Lastly, the common point between revenue and retention is LTV. ARPDAU is only one piece of the story. You need to look at the LTV curve. It’s important to know how LTV works—I’ve seen a lot of mistakes. The LTV curve for a user cannot go down. It’s impossible unless you’re giving out refunds. 

What will be the next privacy hurdle that ad monetization professionals will face in the coming months?

First and foremost, Google has been talking about deprecating Google Advertising ID (GAID) for quite a while now. We don’t know when it’ll be deprecated, but we know our experience with the iOS 14.5 release. Apple decided to deprecate IDFA, marketers stopped buying ads on iOS, and at the same time, Apple Search Ads grew in popularity. Apple closed the ecosystem, and they closed targeting for everybody. Something similar should happen with GAID, but Google is an ad company at its core, so it’s hard to say. 

Another pain point is user consent. I argue that user experience is better if you serve personalized ads. In fact, I sometimes look at Instagram to find furniture stores through ads. But the truth is, everybody needs to be TCF (Transparent Consent Framework) v2 compliant, and some publishers are not. When we first started working with consent, we tried several options. The stakes were high because you could get into a lot of trouble if you made a mistake. Google then came out with its Consent Management Platform (CMP), a platform where you can change almost nothing, so the risk of making a mistake now is very low. 

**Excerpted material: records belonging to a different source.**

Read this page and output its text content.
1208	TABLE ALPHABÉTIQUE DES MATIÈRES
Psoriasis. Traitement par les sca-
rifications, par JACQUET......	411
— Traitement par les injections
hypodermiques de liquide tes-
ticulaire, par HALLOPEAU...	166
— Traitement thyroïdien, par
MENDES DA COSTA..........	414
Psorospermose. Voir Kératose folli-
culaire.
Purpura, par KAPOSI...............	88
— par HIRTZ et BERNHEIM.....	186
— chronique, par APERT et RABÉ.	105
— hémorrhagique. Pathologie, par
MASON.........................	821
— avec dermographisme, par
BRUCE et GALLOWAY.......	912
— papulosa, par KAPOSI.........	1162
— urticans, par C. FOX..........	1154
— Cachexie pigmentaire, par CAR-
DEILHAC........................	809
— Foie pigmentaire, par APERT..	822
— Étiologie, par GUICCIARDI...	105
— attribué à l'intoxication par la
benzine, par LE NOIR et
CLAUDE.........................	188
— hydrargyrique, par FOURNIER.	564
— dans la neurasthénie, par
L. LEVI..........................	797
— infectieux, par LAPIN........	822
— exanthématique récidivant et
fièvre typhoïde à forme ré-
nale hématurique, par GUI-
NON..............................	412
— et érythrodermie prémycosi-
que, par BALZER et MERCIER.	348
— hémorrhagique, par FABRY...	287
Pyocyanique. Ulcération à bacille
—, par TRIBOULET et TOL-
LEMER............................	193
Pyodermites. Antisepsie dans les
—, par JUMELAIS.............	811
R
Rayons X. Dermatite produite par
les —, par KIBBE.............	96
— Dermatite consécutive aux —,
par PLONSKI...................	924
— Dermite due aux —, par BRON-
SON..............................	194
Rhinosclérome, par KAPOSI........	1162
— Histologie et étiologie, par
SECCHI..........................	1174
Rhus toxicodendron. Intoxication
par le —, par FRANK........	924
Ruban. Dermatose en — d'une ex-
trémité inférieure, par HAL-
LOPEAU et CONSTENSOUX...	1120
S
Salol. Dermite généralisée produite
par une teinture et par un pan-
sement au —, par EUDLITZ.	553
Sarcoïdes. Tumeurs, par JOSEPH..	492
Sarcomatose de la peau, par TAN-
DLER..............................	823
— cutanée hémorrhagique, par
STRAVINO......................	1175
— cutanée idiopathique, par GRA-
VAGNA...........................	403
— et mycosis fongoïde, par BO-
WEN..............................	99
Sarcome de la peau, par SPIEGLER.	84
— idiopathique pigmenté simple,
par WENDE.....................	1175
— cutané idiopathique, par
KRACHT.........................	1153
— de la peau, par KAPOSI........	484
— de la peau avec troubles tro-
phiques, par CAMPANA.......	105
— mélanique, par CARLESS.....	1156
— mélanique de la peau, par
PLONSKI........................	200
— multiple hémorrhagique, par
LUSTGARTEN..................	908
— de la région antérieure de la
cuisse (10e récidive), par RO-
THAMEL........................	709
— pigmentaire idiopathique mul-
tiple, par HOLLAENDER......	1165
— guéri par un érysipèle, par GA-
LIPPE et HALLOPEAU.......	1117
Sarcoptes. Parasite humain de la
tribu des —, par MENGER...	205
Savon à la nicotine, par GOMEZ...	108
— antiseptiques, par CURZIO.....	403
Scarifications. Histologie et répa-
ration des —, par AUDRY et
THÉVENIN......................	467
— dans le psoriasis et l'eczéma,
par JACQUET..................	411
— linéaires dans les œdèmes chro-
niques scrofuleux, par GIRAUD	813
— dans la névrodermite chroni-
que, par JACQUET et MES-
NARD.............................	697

One interesting thing about Google’s Privacy Sandbox is something called Topics API. Topics API puts users into similar cohorts, like car enthusiasts, nature lovers, etc. This seems like a positive change for publishers because we’re being asked to share this information with Google, a unique user ID that integrates with the API. At least in theory, this sounds like a good change, but in reality, it’s hard to say. 

Can you outline your framework for addressing ad privacy and user consent to improve Zedge’s ad revenue?

It’s all about the opt-in rate. The more users that opt into personalized ads, the better. This is not just about serving ads. It’s also about content recommendations and many other details. If you’re using any personal data to recommend any content to a user—it will impact revenue and product functionality. 

What would you see if we gave you access to a crystal ball to peer into mobile ad monetization’s short- and medium-term future?

In the short term, I believe that Amazon’s share of wallet will grow for publishers. We have seen increases on our end, which will likely continue. In the medium term, DSPs will build infrastructure for direct publisher integrations. I also think that LTV will become the standard KPI for ad monetization. Some publishers will never understand it, but I think more and more publishers will adopt it. 

In the long term, more and more publishers will see the value of hybrid monetization. Now, I see publishers that believe they will thrive with in-app purchases alone. Others focus only on ads, but at the end of the day, it’s about being open, trying all approaches, and eliminating confirmation bias. It’s not about what you thought the product would’ve been. It’s about what the market wants and what the data tells you.

What are your top three go-to resources for keeping up with the mobile advertising industry?

LinkedIn and conferences are really important. With LinkedIn, you can send requests to key figures in the industry and maybe make a connection. For me, LinkedIn has become my morning news. You can also attend conferences and meet a hundred people who know what they’re discussing. It’s great to share problems you’re working on and meet others going through the same thing. It helps you think things through. 

Podcasts are also great. Two & a half gamers is one of the best podcasts/YouTube channels. They talk about UA, game design, and other things. Finally, I read reviews from ad networks, play new games, and see how top games do their monetization. Don’t reinvent the wheel—just keep up-to-date.